Campbell and Shiller (1991) show that the spread between long and short rates predicts future changes in short rates in the direction implied by the expectations hypothesis of the term structure: a steep upward-sloping yield curve signals that the market anticipates rising short rates, while an inverted curve signals anticipated cuts. Their evidence confirms the directional prediction, but they also document that the estimated coefficient on the spread is systematically below one, meaning the market consistently underreacts to yield curve signals — a finding often referred to as a failure of the pure expectations hypothesis. Fama and Bliss (1987) reach a similar conclusion using forward rates: long-maturity forward rates contain information about future spot rates consistent with the expectations hypothesis at longer horizons. Mishkin (1988) also finds that the term spread has predictive content for future interest rate changes across a range of maturities. Taken together, the literature supports the significant and positive coefficient on SPREAD.shift(1) found here.

Campbell, John Y., and Robert J. Shiller. 1991. “Yield Spreads and Interest Rate Movements: A Bird’s Eye View.” Review of Economic Studies 58 (3): 495–514.

Fama, Eugene F., and Robert R. Bliss. 1987. “The Information in Long-Maturity Forward Rates.” American Economic Review 77 (4): 680–92.

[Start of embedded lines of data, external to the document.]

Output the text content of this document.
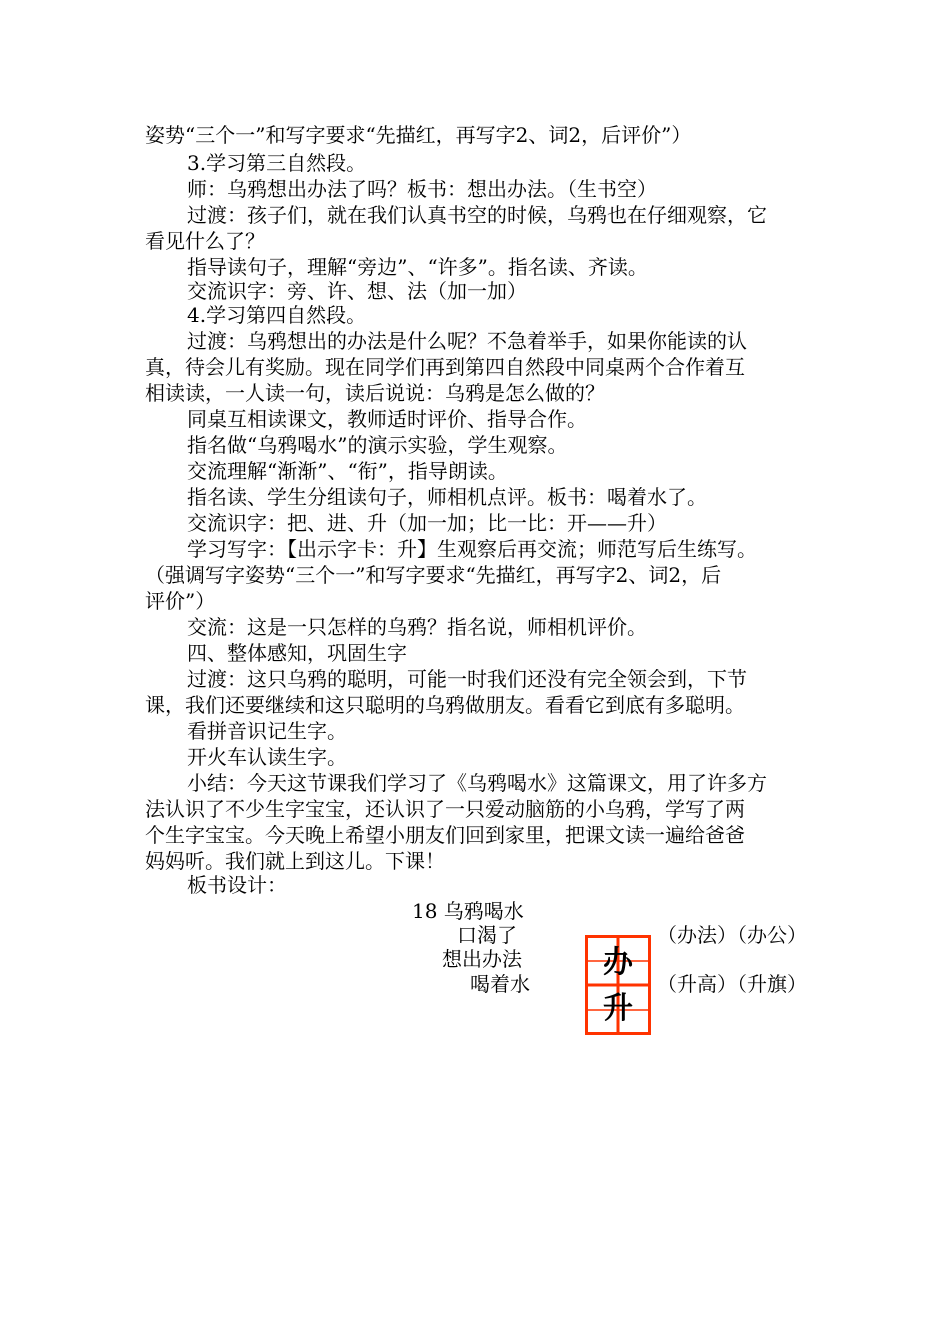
姿势“三个一”和写字要求“先描红，再写字2、词2，后评价”）
3.学习第三自然段。
师：乌鸦想出办法了吗？板书：想出办法。（生书空）
过渡：孩子们，就在我们认真书空的时候，乌鸦也在仔细观察，它
看见什么了？
指导读句子，理解“旁边”、“许多”。指名读、齐读。
交流识字：旁、许、想、法（加一加）
4.学习第四自然段。
过渡：乌鸦想出的办法是什么呢？不急着举手，如果你能读的认
真，待会儿有奖励。现在同学们再到第四自然段中同桌两个合作着互
相读读，一人读一句，读后说说：乌鸦是怎么做的？
同桌互相读课文，教师适时评价、指导合作。
指名做“乌鸦喝水”的演示实验，学生观察。
交流理解“渐渐”、“衔”，指导朗读。
指名读、学生分组读句子，师相机点评。板书：喝着水了。
交流识字：把、进、升（加一加；比一比：开——升）
学习写字：【出示字卡：升】生观察后再交流；师范写后生练写。
（强调写字姿势“三个一”和写字要求“先描红，再写字2、词2，后
评价”）
交流：这是一只怎样的乌鸦？指名说，师相机评价。
四、整体感知，巩固生字
过渡：这只乌鸦的聪明，可能一时我们还没有完全领会到，下节
课，我们还要继续和这只聪明的乌鸦做朋友。看看它到底有多聪明。
看拼音识记生字。
开火车认读生字。
小结：今天这节课我们学习了《乌鸦喝水》这篇课文，用了许多方
法认识了不少生字宝宝，还认识了一只爱动脑筋的小乌鸦，学写了两
个生字宝宝。今天晚上希望小朋友们回到家里，把课文读一遍给爸爸
妈妈听。我们就上到这儿。下课！
板书设计：
18 乌鸦喝水
口渴了
想出办法
喝着水
（办法）（办公）
（升高）（升旗）
办
升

Mishkin, Frederic S. 1988. “The Information in the Term Structure: Some Further Results.” Journal of Political Economy 96 (2): 307–28.

Practice Problems

Problem 1 What does it mean that interest rates are persistent?

Solution

Persistence relates to the fact that the time-series changes slowly over time. A scatter plot of a persistent variable \(x_{t}\) vs. \(x_{t-1}\) will look as if there is predictability, although this is just spurious.

Problem 2 Using the estimated \(\hat\alpha\) and \(\hat\beta\) from the simple mean-reversion model on the full sample, compute the implied long-run equilibrium rate \(r^* = -\hat\alpha/\hat\beta\). How does \(r^*\) compare to the sample mean of the short rate? What does any discrepancy tell you about the finite-sample behavior of the model?

Solution

From the regression \(\Delta r^f_{t+1} = \hat\alpha + \hat\beta r^f_t + e_{t+1}\), the equilibrium \(r^*\) is the level at which the expected change is zero: \(\hat\alpha + \hat\beta r^* = 0 \Rightarrow r^* = -\hat\alpha/\hat\beta\). In a Vasicek model this is the unconditional mean to which the process reverts. In finite samples, \(r^*\) will not exactly equal the sample mean because OLS minimises squared residuals rather than matching moments; both estimates are also subject to sampling error. A large gap between \(r^*\) and the sample mean suggests either that the sample period contains a persistent deviation from the long-run equilibrium (e.g. the prolonged low-rate era post-2008) or that the linear mean-reversion model is only an approximation of the true dynamics.